We support imposing financial penalties on non-compliant validators but feel that an on-chain tax would be complex to implement. Instead, we propose utilizing “jail-time” as a primary enforcement mechanism. Jail-time is an existing tool designed for handling governance-related violations and would not require additional module updates.
Proposed Approach:
- Misbehaving validators should receive a formal notice via a forum post, allowing 14 days for them to respond and present a defense.
- After this period, an on-chain proposal can be submitted, detailing the broken rules, proposed penalty, and linking to the forum discussion.
- Repeated infractions should incur increased jail-time, with extreme cases potentially resulting in tombstoning (permanent jail-time).
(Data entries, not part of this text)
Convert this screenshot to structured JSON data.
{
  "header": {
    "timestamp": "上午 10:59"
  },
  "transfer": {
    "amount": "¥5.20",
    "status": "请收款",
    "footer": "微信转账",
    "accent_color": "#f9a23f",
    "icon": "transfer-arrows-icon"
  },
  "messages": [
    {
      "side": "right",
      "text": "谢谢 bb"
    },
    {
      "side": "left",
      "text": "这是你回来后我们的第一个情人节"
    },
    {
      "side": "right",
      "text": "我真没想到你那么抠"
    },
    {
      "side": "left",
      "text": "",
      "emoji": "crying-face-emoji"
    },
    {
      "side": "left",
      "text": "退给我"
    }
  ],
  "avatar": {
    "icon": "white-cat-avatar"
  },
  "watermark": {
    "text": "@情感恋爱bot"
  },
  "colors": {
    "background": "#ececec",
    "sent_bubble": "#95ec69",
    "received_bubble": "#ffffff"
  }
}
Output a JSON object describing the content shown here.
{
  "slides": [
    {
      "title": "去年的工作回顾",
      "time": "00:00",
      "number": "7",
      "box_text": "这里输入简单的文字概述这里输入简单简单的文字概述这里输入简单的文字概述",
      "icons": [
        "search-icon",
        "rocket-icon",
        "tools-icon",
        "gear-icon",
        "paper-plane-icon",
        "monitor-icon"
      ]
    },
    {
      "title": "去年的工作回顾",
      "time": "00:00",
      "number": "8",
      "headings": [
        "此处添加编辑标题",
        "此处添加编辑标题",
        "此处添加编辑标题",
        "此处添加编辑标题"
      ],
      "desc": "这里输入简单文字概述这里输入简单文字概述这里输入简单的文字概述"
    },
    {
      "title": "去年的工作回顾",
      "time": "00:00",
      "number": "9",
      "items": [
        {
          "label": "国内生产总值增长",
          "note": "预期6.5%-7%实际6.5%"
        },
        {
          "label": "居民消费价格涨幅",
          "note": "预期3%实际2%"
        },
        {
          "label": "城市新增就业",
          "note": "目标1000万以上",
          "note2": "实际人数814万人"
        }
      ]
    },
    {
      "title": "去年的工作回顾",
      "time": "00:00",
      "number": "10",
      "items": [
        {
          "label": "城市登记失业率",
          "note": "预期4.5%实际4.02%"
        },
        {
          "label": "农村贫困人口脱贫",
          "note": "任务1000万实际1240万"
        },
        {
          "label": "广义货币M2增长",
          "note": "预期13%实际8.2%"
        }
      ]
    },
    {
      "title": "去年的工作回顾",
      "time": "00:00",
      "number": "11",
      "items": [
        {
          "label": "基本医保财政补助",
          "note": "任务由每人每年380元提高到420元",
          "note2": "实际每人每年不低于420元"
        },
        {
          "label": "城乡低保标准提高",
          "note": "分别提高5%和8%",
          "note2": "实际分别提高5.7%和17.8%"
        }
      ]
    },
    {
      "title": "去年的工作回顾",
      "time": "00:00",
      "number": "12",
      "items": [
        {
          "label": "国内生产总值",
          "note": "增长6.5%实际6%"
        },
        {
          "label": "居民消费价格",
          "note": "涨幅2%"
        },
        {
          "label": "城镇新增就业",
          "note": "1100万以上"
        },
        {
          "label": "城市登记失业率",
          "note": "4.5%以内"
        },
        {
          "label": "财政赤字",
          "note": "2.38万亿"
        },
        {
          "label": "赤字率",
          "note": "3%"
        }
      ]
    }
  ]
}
- If a validator attempts to evade penalties by spinning up a new entity, stake slashing could apply to enforce financial consequences.
For more details on jail-time, please refer to the Cosmos documentation: Slashing Overview | Cosmos SDK
Regarding complementary proposals, such as a validator transparency index or a delegator education campaign, we view these as supportive measures. However, we emphasize that jail-time, paired with a clear and fair set of rules, is the optimal approach.
Proposed Plan:
We propose splitting this initiative into two votes: the first to define the rules, followed by a second to enforce penalties on non-compliant validators. After a 14-day forum post listing non-compliant actors, validators would have sufficient time to modify their names to comply. For the specific case of Melea, whose long-term non-compliance is evident, we recommend a separate vote to apply a retroactive penalty. This could involve a set jail-time period, after which Melea would be permitted to rejoin consensus if they comply with the rules. Repeated violations would lead to progressively longer jail-time, culminating in tombstoning if they continue to disregard compliance.